Ekspresi Sisca, pustakawan itu, tidak banyak berubah, ia hanya tersenyum pada Claudia dan menerima berlian itu.

“Mainan yang bagus, aku akan menerimanya silahkan ambillah buku ini,” jawab pustakawan itu yang mengira bahwa berlian itu adalah replika.

“Terima kasih banyak.” Claudia menundukkan kepalanya, lalu pergi meninggalkan perpustakaan itu dan segera pulang ke kediamannya di tengah Hutan Golden Forrest.

***

Setelah sampai di rumah dan beristirahat sejenak, Claudia teringat akan sesuatu yang seharusnya dikerjakan tadi selama di kota.

“Sial! Aku lupa menulis dan mengirimkan balasan surat darinya,” seru Claudia di rumahnya.

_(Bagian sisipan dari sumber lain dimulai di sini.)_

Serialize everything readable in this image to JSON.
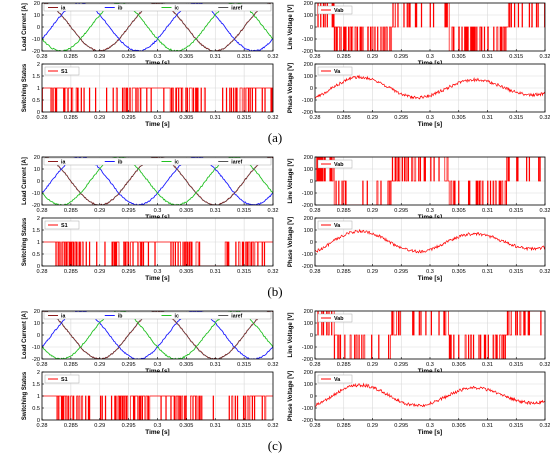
{
  "figure": {
    "subfigure_labels": [
      "(a)",
      "(b)",
      "(c)"
    ]
  },
  "colors": {
    "ia": "#8b1a1a",
    "ib": "#1a1aff",
    "ic": "#22c022",
    "iaref": "#555555",
    "signal": "#ff0000",
    "grid": "#d9d9d9",
    "axis": "#000000"
  },
  "chart_data": [
    {
      "type": "line",
      "panel": "a-load-current",
      "xlabel": "Time [s]",
      "ylabel": "Load Current [A]",
      "xlim": [
        0.28,
        0.32
      ],
      "ylim": [
        -20,
        20
      ],
      "xticks": [
        0.28,
        0.285,
        0.29,
        0.295,
        0.3,
        0.305,
        0.31,
        0.315,
        0.32
      ],
      "yticks": [
        -20,
        -10,
        0,
        10,
        20
      ],
      "legend": [
        "ia",
        "ib",
        "ic",
        "iaref"
      ],
      "legend_position": "top",
      "series": [
        {
          "name": "ia",
          "amplitude": 20,
          "frequency_hz": 50,
          "phase_deg": 0
        },
        {
          "name": "ib",
          "amplitude": 20,
          "frequency_hz": 50,
          "phase_deg": -120
        },
        {
          "name": "ic",
          "amplitude": 20,
          "frequency_hz": 50,
          "phase_deg": 120
        },
        {
          "name": "iaref",
          "amplitude": 20,
          "frequency_hz": 50,
          "phase_deg": 0
        }
      ],
      "grid": true
    },
    {
      "type": "line",
      "panel": "a-line-voltage",
      "xlabel": "Time [s]",
      "ylabel": "Line Voltage [V]",
      "xlim": [
        0.28,
        0.32
      ],
      "ylim": [
        -200,
        200
      ],
      "xticks": [
        0.28,
        0.285,
        0.29,
        0.295,
        0.3,
        0.305,
        0.31,
        0.315,
        0.32
      ],
      "yticks": [
        -200,
        -100,
        0,
        100,
        200
      ],
      "legend": [
        "Vab"
      ],
      "legend_position": "top-left",
      "series": [
        {
          "name": "Vab",
          "levels": [
            -200,
            0,
            200
          ],
          "pwm": true
        }
      ],
      "grid": true
    },
    {
      "type": "line",
      "panel": "a-switching-status",
      "xlabel": "Time [s]",
      "ylabel": "Switching Status",
      "xlim": [
        0.28,
        0.32
      ],
      "ylim": [
        0,
        2
      ],
      "xticks": [
        0.28,
        0.285,
        0.29,
        0.295,
        0.3,
        0.305,
        0.31,
        0.315,
        0.32
      ],
      "yticks": [
        0,
        0.5,
        1,
        1.5,
        2
      ],
      "legend": [
        "S1"
      ],
      "legend_position": "top-left",
      "series": [
        {
          "name": "S1",
          "levels": [
            0,
            1
          ],
          "pwm": true
        }
      ],
      "grid": true
    },
    {
      "type": "line",
      "panel": "a-phase-voltage",
      "xlabel": "Time [s]",
      "ylabel": "Phase Voltage [V]",
      "xlim": [
        0.28,
        0.32
      ],
      "ylim": [
        -200,
        200
      ],
      "xticks": [
        0.28,
        0.285,
        0.29,
        0.295,
        0.3,
        0.305,
        0.31,
        0.315,
        0.32
      ],
      "yticks": [
        -200,
        -100,
        0,
        100,
        200
      ],
      "legend": [
        "Va"
      ],
      "legend_position": "top-left",
      "series": [
        {
          "name": "Va",
          "fundamental_amplitude_v": 100,
          "noisy": true
        }
      ],
      "grid": true
    },
    {
      "type": "line",
      "panel": "b-load-current",
      "xlabel": "Time [s]",
      "ylabel": "Load Current [A]",
      "xlim": [
        0.28,
        0.32
      ],
      "ylim": [
        -20,
        20
      ],
      "xticks": [
        0.28,
        0.285,
        0.29,
        0.295,
        0.3,
        0.305,
        0.31,
        0.315,
        0.32
      ],
      "yticks": [
        -20,
        -10,
        0,
        10,
        20
      ],
      "legend": [
        "ia",
        "ib",
        "ic",
        "iaref"
      ],
      "legend_position": "top",
      "series": [
        {
          "name": "ia",
          "amplitude": 20,
          "frequency_hz": 50,
          "phase_deg": 0
        },
        {
          "name": "ib",
          "amplitude": 20,
          "frequency_hz": 50,
          "phase_deg": -120
        },
        {
          "name": "ic",
          "amplitude": 20,
          "frequency_hz": 50,
          "phase_deg": 120
        },
        {
          "name": "iaref",
          "amplitude": 20,
          "frequency_hz": 50,
          "phase_deg": 0
        }
      ],
      "grid": true
    },
    {
      "type": "line",
      "panel": "b-line-voltage",
      "xlabel": "Time [s]",
      "ylabel": "Line Voltage [V]",
      "xlim": [
        0.28,
        0.32
      ],
      "ylim": [
        -200,
        200
      ],
      "xticks": [
        0.28,
        0.285,
        0.29,
        0.295,
        0.3,
        0.305,
        0.31,
        0.315,
        0.32
      ],
      "yticks": [
        -200,
        -100,
        0,
        100,
        200
      ],
      "legend": [
        "Vab"
      ],
      "legend_position": "top-left",
      "series": [
        {
          "name": "Vab",
          "levels": [
            -200,
            0,
            200
          ],
          "pwm": true
        }
      ],
      "grid": true
    },
    {
      "type": "line",
      "panel": "b-switching-status",
      "xlabel": "Time [s]",
      "ylabel": "Switching Status",
      "xlim": [
        0.28,
        0.32
      ],
      "ylim": [
        0,
        2
      ],
      "xticks": [
        0.28,
        0.285,
        0.29,
        0.295,
        0.3,
        0.305,
        0.31,
        0.315,
        0.32
      ],
      "yticks": [
        0,
        0.5,
        1,
        1.5,
        2
      ],
      "legend": [
        "S1"
      ],
      "legend_position": "top-left",
      "series": [
        {
          "name": "S1",
          "levels": [
            0,
            1
          ],
          "pwm": true
        }
      ],
      "grid": true
    },
    {
      "type": "line",
      "panel": "b-phase-voltage",
      "xlabel": "Time [s]",
      "ylabel": "Phase Voltage [V]",
      "xlim": [
        0.28,
        0.32
      ],
      "ylim": [
        -200,
        200
      ],
      "xticks": [
        0.28,
        0.285,
        0.29,
        0.295,
        0.3,
        0.305,
        0.31,
        0.315,
        0.32
      ],
      "yticks": [
        -200,
        -100,
        0,
        100,
        200
      ],
      "legend": [
        "Va"
      ],
      "legend_position": "top-left",
      "series": [
        {
          "name": "Va",
          "fundamental_amplitude_v": 100,
          "noisy": true
        }
      ],
      "grid": true
    },
    {
      "type": "line",
      "panel": "c-load-current",
      "xlabel": "Time [s]",
      "ylabel": "Load Current [A]",
      "xlim": [
        0.28,
        0.32
      ],
      "ylim": [
        -20,
        20
      ],
      "xticks": [
        0.28,
        0.285,
        0.29,
        0.295,
        0.3,
        0.305,
        0.31,
        0.315,
        0.32
      ],
      "yticks": [
        -20,
        -10,
        0,
        10,
        20
      ],
      "legend": [
        "ia",
        "ib",
        "ic",
        "iaref"
      ],
      "legend_position": "top",
      "series": [
        {
          "name": "ia",
          "amplitude": 20,
          "frequency_hz": 50,
          "phase_deg": 0
        },
        {
          "name": "ib",
          "amplitude": 20,
          "frequency_hz": 50,
          "phase_deg": -120
        },
        {
          "name": "ic",
          "amplitude": 20,
          "frequency_hz": 50,
          "phase_deg": 120
        },
        {
          "name": "iaref",
          "amplitude": 20,
          "frequency_hz": 50,
          "phase_deg": 0
        }
      ],
      "grid": true
    },
    {
      "type": "line",
      "panel": "c-line-voltage",
      "xlabel": "Time [s]",
      "ylabel": "Line Voltage [V]",
      "xlim": [
        0.28,
        0.32
      ],
      "ylim": [
        -200,
        200
      ],
      "xticks": [
        0.28,
        0.285,
        0.29,
        0.295,
        0.3,
        0.305,
        0.31,
        0.315,
        0.32
      ],
      "yticks": [
        -200,
        -100,
        0,
        100,
        200
      ],
      "legend": [
        "Vab"
      ],
      "legend_position": "top-left",
      "series": [
        {
          "name": "Vab",
          "levels": [
            -200,
            0,
            200
          ],
          "pwm": true
        }
      ],
      "grid": true
    },
    {
      "type": "line",
      "panel": "c-switching-status",
      "xlabel": "Time [s]",
      "ylabel": "Switching Status",
      "xlim": [
        0.28,
        0.32
      ],
      "ylim": [
        0,
        2
      ],
      "xticks": [
        0.28,
        0.285,
        0.29,
        0.295,
        0.3,
        0.305,
        0.31,
        0.315,
        0.32
      ],
      "yticks": [
        0,
        0.5,
        1,
        1.5,
        2
      ],
      "legend": [
        "S1"
      ],
      "legend_position": "top-left",
      "series": [
        {
          "name": "S1",
          "levels": [
            0,
            1
          ],
          "pwm": true
        }
      ],
      "grid": true
    },
    {
      "type": "line",
      "panel": "c-phase-voltage",
      "xlabel": "Time [s]",
      "ylabel": "Phase Voltage [V]",
      "xlim": [
        0.28,
        0.32
      ],
      "ylim": [
        -200,
        200
      ],
      "xticks": [
        0.28,
        0.285,
        0.29,
        0.295,
        0.3,
        0.305,
        0.31,
        0.315,
        0.32
      ],
      "yticks": [
        -200,
        -100,
        0,
        100,
        200
      ],
      "legend": [
        "Va"
      ],
      "legend_position": "top-left",
      "series": [
        {
          "name": "Va",
          "fundamental_amplitude_v": 100,
          "noisy": true
        }
      ],
      "grid": true
    }
  ]
}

Dengan segera Claudia menulis balasan untuk surat yang diterimanya, singkatnya ia mengatakan pada temannya itu untuk mundur sementara waktu sampai situasi menguntungkan dirinya. Dengan kesabaran segala sesuatu mungkin bisa dapat di raih meskipun banyak pula yang tidak sesuai dengan harapan, tapi tak ada salahnya untuk berharap.

Meskipun saranku ini terdengar jahat dan seakan memanfaatkan kesedihan orang lain untuk keuntungan sendiri namun setidaknya inilah yang bisa kusarankan, batin Claudia menanggapi surat yang dibuatnya itu.

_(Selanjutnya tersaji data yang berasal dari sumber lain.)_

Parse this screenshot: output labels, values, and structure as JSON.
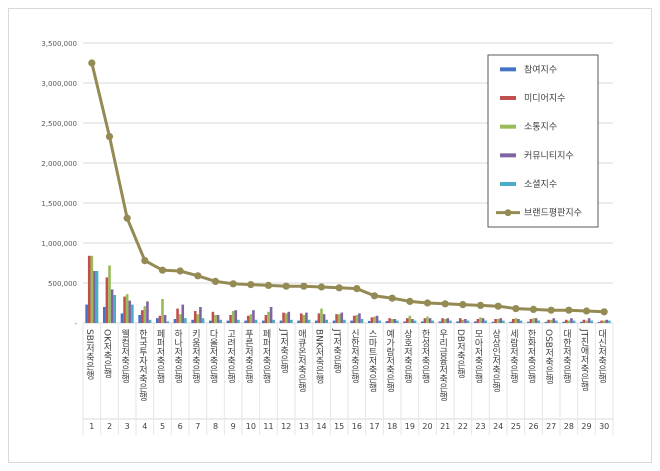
{
  "chart_data": {
    "type": "bar",
    "title": "",
    "xlabel": "",
    "ylabel": "",
    "ylim": [
      0,
      3500000
    ],
    "yticks": [
      0,
      500000,
      1000000,
      1500000,
      2000000,
      2500000,
      3000000,
      3500000
    ],
    "ytick_labels": [
      "-",
      "500,000",
      "1,000,000",
      "1,500,000",
      "2,000,000",
      "2,500,000",
      "3,000,000",
      "3,500,000"
    ],
    "grid": true,
    "legend_position": "top-right",
    "categories": [
      "SBI저축은행",
      "OK저축은행",
      "웰컴저축은행",
      "한국투자저축은행",
      "페퍼저축은행",
      "하나저축은행",
      "키움저축은행",
      "다올저축은행",
      "고려저축은행",
      "푸른저축은행",
      "페퍼저축은행",
      "JT저축은행",
      "애큐온저축은행",
      "BNK저축은행",
      "JT저축은행",
      "신한저축은행",
      "스마트저축은행",
      "예가람저축은행",
      "상호저축은행",
      "한성저축은행",
      "우리금융저축은행",
      "DB저축은행",
      "모아저축은행",
      "상상인저축은행",
      "세람저축은행",
      "한화저축은행",
      "OSB저축은행",
      "대한저축은행",
      "JT친애저축은행",
      "대신저축은행"
    ],
    "ranks": [
      "1",
      "2",
      "3",
      "4",
      "5",
      "6",
      "7",
      "8",
      "9",
      "10",
      "11",
      "12",
      "13",
      "14",
      "15",
      "16",
      "17",
      "18",
      "19",
      "20",
      "21",
      "22",
      "23",
      "24",
      "25",
      "26",
      "27",
      "28",
      "29",
      "30"
    ],
    "series": [
      {
        "name": "참여지수",
        "type": "bar",
        "color": "#4472c4",
        "values": [
          230000,
          200000,
          120000,
          100000,
          60000,
          50000,
          40000,
          30000,
          30000,
          30000,
          30000,
          30000,
          30000,
          30000,
          30000,
          30000,
          25000,
          25000,
          20000,
          20000,
          20000,
          20000,
          20000,
          15000,
          15000,
          15000,
          15000,
          15000,
          15000,
          12000
        ]
      },
      {
        "name": "미디어지수",
        "type": "bar",
        "color": "#c0504d",
        "values": [
          840000,
          570000,
          330000,
          160000,
          90000,
          180000,
          150000,
          140000,
          100000,
          90000,
          100000,
          130000,
          120000,
          120000,
          110000,
          90000,
          70000,
          60000,
          60000,
          60000,
          60000,
          60000,
          50000,
          50000,
          50000,
          50000,
          40000,
          40000,
          40000,
          30000
        ]
      },
      {
        "name": "소통지수",
        "type": "bar",
        "color": "#9bbb59",
        "values": [
          840000,
          720000,
          360000,
          210000,
          300000,
          110000,
          110000,
          100000,
          150000,
          110000,
          140000,
          120000,
          100000,
          180000,
          110000,
          100000,
          80000,
          50000,
          90000,
          80000,
          50000,
          40000,
          70000,
          50000,
          60000,
          60000,
          40000,
          30000,
          30000,
          30000
        ]
      },
      {
        "name": "커뮤니티지수",
        "type": "bar",
        "color": "#8064a2",
        "values": [
          650000,
          420000,
          280000,
          270000,
          100000,
          230000,
          200000,
          100000,
          160000,
          160000,
          200000,
          140000,
          130000,
          110000,
          130000,
          120000,
          90000,
          50000,
          50000,
          60000,
          60000,
          50000,
          60000,
          60000,
          50000,
          60000,
          60000,
          60000,
          60000,
          40000
        ]
      },
      {
        "name": "소셜지수",
        "type": "bar",
        "color": "#4bacc6",
        "values": [
          650000,
          350000,
          230000,
          40000,
          20000,
          60000,
          60000,
          40000,
          40000,
          40000,
          40000,
          40000,
          40000,
          40000,
          40000,
          50000,
          30000,
          30000,
          30000,
          30000,
          30000,
          30000,
          30000,
          30000,
          30000,
          30000,
          30000,
          30000,
          30000,
          30000
        ]
      },
      {
        "name": "브랜드평판지수",
        "type": "line",
        "color": "#948a54",
        "values": [
          3250000,
          2330000,
          1310000,
          780000,
          660000,
          650000,
          590000,
          520000,
          490000,
          480000,
          470000,
          460000,
          460000,
          450000,
          440000,
          430000,
          340000,
          310000,
          270000,
          250000,
          240000,
          230000,
          220000,
          210000,
          180000,
          170000,
          160000,
          160000,
          150000,
          140000
        ]
      }
    ]
  }
}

Pada tengah malam ia kembali memasuki kota golden valley, dan sampai di salah satu komplek rumah.Ia tiba di rumah berlantai dua dengan pagar berwarna hitam terbuat dari besi dengan kualitas bagus.Di halaman depan rumahnya banyak di tanami berbagi jenis bunga berwarna-warni dan beberapa tanaman merambat yang sulurnya megitari pagar.

Claudia menyembunyikan hawa keberadaanya dan memasukkan suratnya ke dalam kotak surat di dekat gerbang rumah itu. Dengan kotak surat itulah mereka bertukar surat sebab Claudia tidak pernah membeberkan alamat ruamahnya yang sudah pasti akan membingungkan tukang pos. Oleh karena itu, untuk menerima surat dan mengirimkan balasannya Claudia harus datang tengah malam ke rumah itu.

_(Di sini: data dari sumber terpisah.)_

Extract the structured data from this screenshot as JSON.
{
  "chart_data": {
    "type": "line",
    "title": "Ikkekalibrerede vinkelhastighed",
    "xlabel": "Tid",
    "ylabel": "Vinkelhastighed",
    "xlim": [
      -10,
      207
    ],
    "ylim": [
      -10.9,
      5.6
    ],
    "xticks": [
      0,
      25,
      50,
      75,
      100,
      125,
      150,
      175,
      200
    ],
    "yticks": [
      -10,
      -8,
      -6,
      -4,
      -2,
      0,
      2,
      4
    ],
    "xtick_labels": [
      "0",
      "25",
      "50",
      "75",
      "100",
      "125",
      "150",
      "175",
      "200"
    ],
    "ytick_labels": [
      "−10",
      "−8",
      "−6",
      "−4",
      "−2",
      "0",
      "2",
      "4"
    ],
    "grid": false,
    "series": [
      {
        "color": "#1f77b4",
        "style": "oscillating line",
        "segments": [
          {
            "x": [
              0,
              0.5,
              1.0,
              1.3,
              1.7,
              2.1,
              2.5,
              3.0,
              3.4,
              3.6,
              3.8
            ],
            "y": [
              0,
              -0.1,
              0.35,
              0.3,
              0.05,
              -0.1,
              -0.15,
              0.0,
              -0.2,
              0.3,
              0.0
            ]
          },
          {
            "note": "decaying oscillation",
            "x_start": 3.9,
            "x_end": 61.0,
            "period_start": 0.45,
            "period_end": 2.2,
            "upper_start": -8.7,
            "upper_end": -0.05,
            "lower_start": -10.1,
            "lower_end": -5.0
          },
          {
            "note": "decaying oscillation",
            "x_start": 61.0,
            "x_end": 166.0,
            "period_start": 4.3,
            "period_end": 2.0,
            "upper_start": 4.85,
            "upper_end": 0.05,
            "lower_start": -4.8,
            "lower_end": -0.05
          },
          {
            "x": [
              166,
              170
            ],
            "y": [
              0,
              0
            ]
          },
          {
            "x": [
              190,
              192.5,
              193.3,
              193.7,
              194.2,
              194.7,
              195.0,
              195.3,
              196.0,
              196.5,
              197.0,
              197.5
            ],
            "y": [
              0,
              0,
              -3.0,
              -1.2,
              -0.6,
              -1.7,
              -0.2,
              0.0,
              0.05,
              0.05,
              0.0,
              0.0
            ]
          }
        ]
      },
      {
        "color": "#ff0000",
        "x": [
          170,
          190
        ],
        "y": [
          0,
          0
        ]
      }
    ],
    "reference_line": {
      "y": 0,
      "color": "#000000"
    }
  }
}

Setelah selesai memasukkan surat balasannya ia bersiap meninggalkan rumah itu. Ketika ia mencoba mendongak ke arah jendela di lantai dua, ia melihat gorden yang bergerak seperti baru saja ditutup. Claudia menghiraukan hal tersebut dan segera bergegas meningalkan tempat itu.